Nuclear moments. Nuclear electromagnetic moments are classified by tensor rank: charge (rank 0), magnetic dipole (rank 1), electric quadrupole (rank 2), magnetic octupole (rank 3), …. Higher-rank moments probe finer details of nuclear structure.
Multipole radiation. Electromagnetic radiation fields decompose into multipole orders $E1, M1, E2, M2, \ldots$ corresponding to $k = 1, 1, 2, 2, \ldots$. The angular distribution of emitted photons is controlled by the tensor rank of the interaction.
Crystallographic symmetry. In solid-state physics, the crystal field splits degenerate states according to how tensor operators of different rank decompose under the crystal's point group.

Every time you see a selection rule, a multipole expansion, or a Clebsch–Gordan coefficient, the tensor operator hierarchy is working behind the scenes.

Exercises

Exercise 1

How many independent components does a rank-4 tensor operator have? Give the formula for general rank $k$.

Exercise 2

The electric quadrupole operator is rank 2 ($k = 2$). Using the triangle rule, what are the allowed values of $j'$ for an initial state with $j = 3$?

Exercise 3

Verify the decomposition $1 \otimes 1 = 0 \oplus 1 \oplus 2$ by counting components: the left side has $3 \times 3 = 9$ components. Show that $1 + 3 + 5 = 9$.

Exercise 4

A scalar operator has $k = 0$. Using the magnetic selection rule $m' = m + q$ with $q = 0$, show that a scalar cannot change $m$. Using the triangle rule, show it cannot change $j$ either.

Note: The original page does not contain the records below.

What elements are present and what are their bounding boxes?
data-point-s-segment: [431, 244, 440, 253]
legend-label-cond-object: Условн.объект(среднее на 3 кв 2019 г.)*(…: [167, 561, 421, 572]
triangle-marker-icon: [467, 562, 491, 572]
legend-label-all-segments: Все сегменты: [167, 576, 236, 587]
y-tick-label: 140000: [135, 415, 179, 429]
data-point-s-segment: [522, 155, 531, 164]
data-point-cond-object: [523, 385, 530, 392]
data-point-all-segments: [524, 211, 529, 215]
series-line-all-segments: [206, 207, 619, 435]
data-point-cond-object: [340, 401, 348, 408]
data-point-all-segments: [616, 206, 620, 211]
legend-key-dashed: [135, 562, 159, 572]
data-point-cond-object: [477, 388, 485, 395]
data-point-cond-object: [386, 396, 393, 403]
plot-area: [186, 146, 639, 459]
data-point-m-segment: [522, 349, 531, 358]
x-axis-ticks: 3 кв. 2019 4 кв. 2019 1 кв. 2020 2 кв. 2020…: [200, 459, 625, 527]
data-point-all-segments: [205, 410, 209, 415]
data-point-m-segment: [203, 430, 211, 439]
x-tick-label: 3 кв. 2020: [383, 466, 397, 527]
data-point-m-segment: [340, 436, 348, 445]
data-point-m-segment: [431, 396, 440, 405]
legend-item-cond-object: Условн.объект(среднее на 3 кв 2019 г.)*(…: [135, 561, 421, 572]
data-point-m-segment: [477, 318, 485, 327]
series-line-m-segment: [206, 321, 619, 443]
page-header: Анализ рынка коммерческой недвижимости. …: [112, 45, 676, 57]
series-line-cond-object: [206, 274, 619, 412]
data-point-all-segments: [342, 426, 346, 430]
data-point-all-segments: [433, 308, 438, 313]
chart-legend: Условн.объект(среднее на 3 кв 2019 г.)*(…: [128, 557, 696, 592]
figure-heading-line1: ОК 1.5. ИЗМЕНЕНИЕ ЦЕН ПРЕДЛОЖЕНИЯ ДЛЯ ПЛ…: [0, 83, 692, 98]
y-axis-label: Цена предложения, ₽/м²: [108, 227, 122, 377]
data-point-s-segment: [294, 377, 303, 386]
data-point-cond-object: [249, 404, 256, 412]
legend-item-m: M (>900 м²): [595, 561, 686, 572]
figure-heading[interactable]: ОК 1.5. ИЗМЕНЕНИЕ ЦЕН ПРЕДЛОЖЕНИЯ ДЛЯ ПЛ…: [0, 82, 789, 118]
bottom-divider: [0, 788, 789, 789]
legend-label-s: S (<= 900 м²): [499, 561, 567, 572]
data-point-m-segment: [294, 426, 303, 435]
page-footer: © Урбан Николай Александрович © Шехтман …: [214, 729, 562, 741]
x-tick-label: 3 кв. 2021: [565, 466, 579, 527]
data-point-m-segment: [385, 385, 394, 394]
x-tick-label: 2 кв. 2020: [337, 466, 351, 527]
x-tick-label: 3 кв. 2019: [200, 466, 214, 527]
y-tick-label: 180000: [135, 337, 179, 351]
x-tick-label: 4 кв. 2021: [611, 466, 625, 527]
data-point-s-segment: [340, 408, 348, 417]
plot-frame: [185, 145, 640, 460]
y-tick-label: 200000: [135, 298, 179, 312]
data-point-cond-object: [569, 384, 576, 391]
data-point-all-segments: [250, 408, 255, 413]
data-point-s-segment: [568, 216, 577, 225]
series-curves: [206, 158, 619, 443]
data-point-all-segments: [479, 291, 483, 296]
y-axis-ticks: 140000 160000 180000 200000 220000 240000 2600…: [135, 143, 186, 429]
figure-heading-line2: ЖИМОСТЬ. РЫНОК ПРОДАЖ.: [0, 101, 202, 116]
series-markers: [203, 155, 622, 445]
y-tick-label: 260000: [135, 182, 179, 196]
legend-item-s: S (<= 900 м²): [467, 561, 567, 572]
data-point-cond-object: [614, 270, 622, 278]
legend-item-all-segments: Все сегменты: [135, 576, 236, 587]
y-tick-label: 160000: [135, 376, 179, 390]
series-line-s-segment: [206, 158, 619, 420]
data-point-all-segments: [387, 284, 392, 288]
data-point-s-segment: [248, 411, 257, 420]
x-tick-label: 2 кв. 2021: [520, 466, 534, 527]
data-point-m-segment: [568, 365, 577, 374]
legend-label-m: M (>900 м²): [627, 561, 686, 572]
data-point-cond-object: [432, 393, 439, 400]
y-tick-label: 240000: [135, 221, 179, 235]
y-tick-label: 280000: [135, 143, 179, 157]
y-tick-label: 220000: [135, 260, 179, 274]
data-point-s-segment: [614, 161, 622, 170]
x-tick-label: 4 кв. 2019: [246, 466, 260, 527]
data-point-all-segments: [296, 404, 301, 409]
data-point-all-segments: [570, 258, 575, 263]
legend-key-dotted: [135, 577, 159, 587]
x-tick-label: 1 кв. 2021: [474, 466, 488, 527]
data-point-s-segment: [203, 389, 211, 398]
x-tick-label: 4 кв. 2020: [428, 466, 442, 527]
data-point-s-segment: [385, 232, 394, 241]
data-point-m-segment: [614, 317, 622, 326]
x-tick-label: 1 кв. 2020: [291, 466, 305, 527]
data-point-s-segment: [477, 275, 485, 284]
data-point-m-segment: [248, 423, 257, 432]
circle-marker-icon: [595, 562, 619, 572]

Conclude that scalar operators are diagonal in $|j, m\rangle$.

Exercise 5

Couple a rank-2 tensor with a rank-1 tensor: $2 \otimes 1 = ?$. What ranks appear, and how many total components does each side have?

Summary

Tensor operators of rank $k$ have $2k+1$ components $T_q^{(k)}$ that transform under rotations like the spherical harmonics $Y_k^q$.
Rank 0 = scalars (invariant), rank 1 = vectors (3 components), rank 2 = quadrupoles (5 components), continuing to arbitrary $k$.
The defining property is the commutation with angular momentum: $[J_z, T_q^{(k)}] = \hbar q \, T_q^{(k)}$ and $[J_\pm, T_q^{(k)}] = \hbar\sqrt{k(k+1) - q(q\pm 1)} \, T_{q\pm 1}^{(k)}$.
The Wigner–Eckart theorem factorizes matrix elements into geometry (Clebsch–Gordan) and dynamics (reduced matrix element), yielding universal selection rules.
Tensor products of operators decompose into irreducible ranks via Clebsch–Gordan coupling: $k_1 \otimes k_2 = |k_1 - k_2| \oplus \cdots \oplus (k_1 + k_2)$.

The objects of physics form a hierarchy under rotations.